Every now and then, it’s more important to be interesting than good.
Bellator MMA may have pulled off one of those nights Saturday, as the unexpected plot twists of the company’s first pay-per-view broadcast ultimately outweighed its flaws.
Bellator 120 was paced like a Russian novel (an obscure one), and in a couple of its biggest spots, the organization appeared snakebit by unenviable outcomes. It felt like a slickly produced but patently small-time MMA event—none of the UFC’s usual production wizardry could be found here—but maybe, in the strangest possible way, it left its audience wanting more.
The evening started with British welterweight Michael Page dancing and prancing his way through a bout against Ricky Rainey before finishing things with one of the more anticlimactic one-punch knockouts you’ll ever see. It ended with Muhammed Lawal yelling obscenities at Bellator CEO Bjorn Rebney and asking to be cut after he was jobbed on a decision to hometown guy Quinton “Rampage” Jackson.

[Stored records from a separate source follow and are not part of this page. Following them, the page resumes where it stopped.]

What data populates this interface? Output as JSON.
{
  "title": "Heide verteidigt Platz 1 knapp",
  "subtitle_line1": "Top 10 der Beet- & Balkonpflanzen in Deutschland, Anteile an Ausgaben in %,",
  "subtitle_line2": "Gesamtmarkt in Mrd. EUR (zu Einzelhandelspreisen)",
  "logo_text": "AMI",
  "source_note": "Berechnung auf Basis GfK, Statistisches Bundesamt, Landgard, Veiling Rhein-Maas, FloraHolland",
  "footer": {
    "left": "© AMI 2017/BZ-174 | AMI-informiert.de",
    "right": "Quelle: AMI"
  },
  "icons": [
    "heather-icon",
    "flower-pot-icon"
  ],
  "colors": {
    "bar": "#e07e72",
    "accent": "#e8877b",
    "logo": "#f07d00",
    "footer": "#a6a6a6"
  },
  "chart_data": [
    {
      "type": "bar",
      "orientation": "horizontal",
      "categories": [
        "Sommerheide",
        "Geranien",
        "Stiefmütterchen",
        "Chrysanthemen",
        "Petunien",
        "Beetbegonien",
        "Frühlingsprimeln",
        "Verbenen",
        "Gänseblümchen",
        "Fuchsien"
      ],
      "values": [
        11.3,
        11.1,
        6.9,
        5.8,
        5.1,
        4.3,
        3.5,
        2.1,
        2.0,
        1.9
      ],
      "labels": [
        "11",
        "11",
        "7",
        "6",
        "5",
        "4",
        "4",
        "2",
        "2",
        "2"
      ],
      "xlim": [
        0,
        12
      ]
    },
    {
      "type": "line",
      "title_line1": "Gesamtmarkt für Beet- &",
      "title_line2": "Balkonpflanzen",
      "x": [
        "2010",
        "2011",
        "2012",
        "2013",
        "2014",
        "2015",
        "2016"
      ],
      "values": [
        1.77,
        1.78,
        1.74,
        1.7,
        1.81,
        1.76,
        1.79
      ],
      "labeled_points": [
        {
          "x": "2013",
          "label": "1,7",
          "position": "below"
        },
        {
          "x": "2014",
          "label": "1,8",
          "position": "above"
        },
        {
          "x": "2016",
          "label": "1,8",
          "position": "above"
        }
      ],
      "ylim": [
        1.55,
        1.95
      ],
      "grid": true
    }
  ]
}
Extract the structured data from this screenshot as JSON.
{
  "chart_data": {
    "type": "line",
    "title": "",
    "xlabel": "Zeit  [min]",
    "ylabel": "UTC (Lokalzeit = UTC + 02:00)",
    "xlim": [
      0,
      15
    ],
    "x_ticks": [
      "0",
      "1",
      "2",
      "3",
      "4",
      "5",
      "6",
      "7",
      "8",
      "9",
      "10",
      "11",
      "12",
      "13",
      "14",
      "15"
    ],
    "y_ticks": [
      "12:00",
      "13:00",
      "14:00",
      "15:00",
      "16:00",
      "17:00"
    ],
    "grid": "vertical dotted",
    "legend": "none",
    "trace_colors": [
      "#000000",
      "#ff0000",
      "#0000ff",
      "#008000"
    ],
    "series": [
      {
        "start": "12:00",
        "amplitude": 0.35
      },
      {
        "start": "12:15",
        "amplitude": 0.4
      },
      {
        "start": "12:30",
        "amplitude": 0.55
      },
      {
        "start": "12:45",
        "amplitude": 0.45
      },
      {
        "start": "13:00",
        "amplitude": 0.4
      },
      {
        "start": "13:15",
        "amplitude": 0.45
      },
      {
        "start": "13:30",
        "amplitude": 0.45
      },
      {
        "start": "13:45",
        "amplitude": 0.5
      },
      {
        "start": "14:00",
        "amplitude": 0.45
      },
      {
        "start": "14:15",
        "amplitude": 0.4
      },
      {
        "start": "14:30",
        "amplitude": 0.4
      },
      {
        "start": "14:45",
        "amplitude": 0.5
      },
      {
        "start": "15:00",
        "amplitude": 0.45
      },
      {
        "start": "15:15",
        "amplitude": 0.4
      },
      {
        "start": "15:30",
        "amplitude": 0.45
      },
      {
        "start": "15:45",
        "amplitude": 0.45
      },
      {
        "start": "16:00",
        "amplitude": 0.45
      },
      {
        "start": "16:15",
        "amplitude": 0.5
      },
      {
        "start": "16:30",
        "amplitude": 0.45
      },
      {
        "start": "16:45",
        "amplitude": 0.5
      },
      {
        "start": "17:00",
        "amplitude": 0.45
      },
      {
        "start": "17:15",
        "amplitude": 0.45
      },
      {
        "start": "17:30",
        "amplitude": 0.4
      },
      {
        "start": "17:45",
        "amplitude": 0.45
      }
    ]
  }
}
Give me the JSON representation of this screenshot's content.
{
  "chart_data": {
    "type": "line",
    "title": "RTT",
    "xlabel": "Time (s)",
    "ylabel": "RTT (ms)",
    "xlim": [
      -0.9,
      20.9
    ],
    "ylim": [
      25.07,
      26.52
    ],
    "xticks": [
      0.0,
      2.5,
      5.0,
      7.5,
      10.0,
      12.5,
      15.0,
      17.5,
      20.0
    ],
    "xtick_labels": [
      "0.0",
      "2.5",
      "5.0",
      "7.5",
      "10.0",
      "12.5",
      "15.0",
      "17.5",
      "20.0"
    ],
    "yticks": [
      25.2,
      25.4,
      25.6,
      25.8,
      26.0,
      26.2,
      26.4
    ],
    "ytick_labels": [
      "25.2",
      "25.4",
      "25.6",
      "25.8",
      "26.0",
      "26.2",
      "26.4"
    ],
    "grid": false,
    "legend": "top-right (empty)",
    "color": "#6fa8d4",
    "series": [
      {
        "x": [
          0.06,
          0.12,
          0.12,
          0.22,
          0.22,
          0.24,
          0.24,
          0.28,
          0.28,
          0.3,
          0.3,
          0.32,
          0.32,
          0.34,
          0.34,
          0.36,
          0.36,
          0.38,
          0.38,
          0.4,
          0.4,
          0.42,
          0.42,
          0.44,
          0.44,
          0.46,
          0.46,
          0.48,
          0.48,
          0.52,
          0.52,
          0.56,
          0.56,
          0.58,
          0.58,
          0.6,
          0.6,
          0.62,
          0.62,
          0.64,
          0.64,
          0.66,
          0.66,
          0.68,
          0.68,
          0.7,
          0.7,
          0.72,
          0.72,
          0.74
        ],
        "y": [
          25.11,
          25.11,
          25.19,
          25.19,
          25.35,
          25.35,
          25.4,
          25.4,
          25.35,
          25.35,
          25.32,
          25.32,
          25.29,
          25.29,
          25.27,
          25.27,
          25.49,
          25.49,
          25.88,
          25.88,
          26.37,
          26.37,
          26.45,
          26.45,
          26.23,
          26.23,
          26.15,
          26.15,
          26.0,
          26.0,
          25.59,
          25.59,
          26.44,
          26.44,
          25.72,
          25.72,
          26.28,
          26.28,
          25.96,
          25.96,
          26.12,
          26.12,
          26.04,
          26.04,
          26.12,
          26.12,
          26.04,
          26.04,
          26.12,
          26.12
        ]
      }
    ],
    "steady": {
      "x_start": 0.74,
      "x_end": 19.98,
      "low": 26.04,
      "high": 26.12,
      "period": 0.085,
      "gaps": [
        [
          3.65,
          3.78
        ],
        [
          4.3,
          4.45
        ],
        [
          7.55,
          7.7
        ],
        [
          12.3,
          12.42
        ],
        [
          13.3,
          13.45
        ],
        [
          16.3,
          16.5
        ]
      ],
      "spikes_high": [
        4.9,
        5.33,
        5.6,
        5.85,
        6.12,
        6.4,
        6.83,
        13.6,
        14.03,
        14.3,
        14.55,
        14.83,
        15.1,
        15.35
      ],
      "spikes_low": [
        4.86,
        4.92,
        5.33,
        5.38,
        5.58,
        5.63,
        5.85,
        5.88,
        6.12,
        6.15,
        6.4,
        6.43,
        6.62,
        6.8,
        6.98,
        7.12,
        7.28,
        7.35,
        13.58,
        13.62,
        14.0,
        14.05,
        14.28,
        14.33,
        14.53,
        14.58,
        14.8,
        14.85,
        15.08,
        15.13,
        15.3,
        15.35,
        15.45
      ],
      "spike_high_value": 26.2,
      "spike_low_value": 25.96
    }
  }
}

In between it was rarely pretty, and its relative success or failure won’t actually be known until the buyrate becomes public, but this particular lineup of fights delivered as best they could. If you ordered this show, chances are you came away feeling like you’d buy another Bellator PPV.
Maybe with, like, five percent less filler between bouts.
Oddly enough, Rebney and Co. could have Tito Ortiz to thank for finally urging their first for-pay effort out of the doldrums and into the world of the living. Ortiz certainly got the broadcast’s strange momentum rolling when he grounded middleweight champion Alexander Shlemenko midway through the first round of their “superfight” and then rendered him unconscious with a shockingly easy arm triangle.
By choking out a middleweight, Ortiz scored his first win since 2011. Afterward, he launched into a terrible Hulk Hogan impression during a post-fight interview that strayed from unintelligible to unrepentant and back again. As nearly a 4-1 underdog, he’d just made one of Bellator’s most recognizable champions look like a rank amateur.
In that way, it may not have been the outcome that matchmakers would have liked, but at least it caused the event’s paying customers to snap out of their hype-induced stupors and take notice.
“Hey UFC, take me off your list,” Ortiz told color commentator Jimmy Smith inside the cage. “Take me off your Hall of Fame, each and every one of these people will remember this for the rest of their MMA life. … People who counted me out, people who told me to get out of this sport—b——t! I’m here for a long time.”
Casting Ortiz as Bellator’s savior obviously requires an irony so thick you could write your name in it with your finger. But prior to his win, Bellator 120 had been badly bogged down by tepid action and long delays between fights. Even when producers had a good story to tell—as they did with Blagoi Ivanov’s return from a near-fatal stabbing—they told it in triplicate.
At times it seemed as if Bellator was unaware that the people still watching had already bought the PPV. The endless promotional vignettes and interminable backstage interviews piled up, making an already borderline fight card seem as though it was happening in slow motion.
After Ortiz’s victory, however, things unexpectedly segued from monotonous to monumentally weird.
In its immediate wake, 8-1 favorite Michael Chandler came out and laid an egg against Will Brooks in what was nonetheless the evening’s best fight. Chandler—who was supposed to main-event this show against Eddie Alvarez—conceded too many advantageous positions to Brooks, eventually handing him the interim lightweight championship.
Again, it was not what Bellator wanted. Again, it was far from boring. It scuttled plans for Chandler vs. Alvarez III (setting the stage for, uh, Alvarez vs. Brooks I?) but also put Brooks solidly in the mix in Bellator’s best division. Maybe it even set up something interesting for Chandler to do after Alvarez departs for the UFC, as it is widely assumed he will.
Perhaps most importantly, Chandler and Brooks went the distance in a five-round bout, which meant Bellator didn’t have a ton of time for filler before Jackson and Lawal’s main event. That fight played out about as onlookers expected, with Lawal trying everything he could to take Jackson down, while Rampage attempted to load up on big punches.
Neither guy did it terribly effectively, but it seemed as though Lawal was likely heading for a decision win before the ringside judges conspired to give this night one last, delicious swerve.
Earlier in the evening, Lawal had voiced his displeasure with what he saw as Bellator’s favoritism toward Jackson. After the decision against him was rendered, he again launched into an attack on his opponent, as well as the Bellator power structure.
“Bjorn, you know what’s up, man,” Lawal said. “You know you didn’t win that fight, all smiling and s–t. Rampage, nothing against you, I beat you, though. You know it, and your corner knows it. I won that fight, and Bjorn, cut me if you don’t like me. You know I won that fight.”
None of it was exactly right. None of it went as Bellator probably would have liked. None of it made you think this fight promotion could ever challenge the UFC for PPV dominance.
But really, that was most of the fun.
It was interesting—at times enthralling, even—and on this night, that’s all Bellator needed.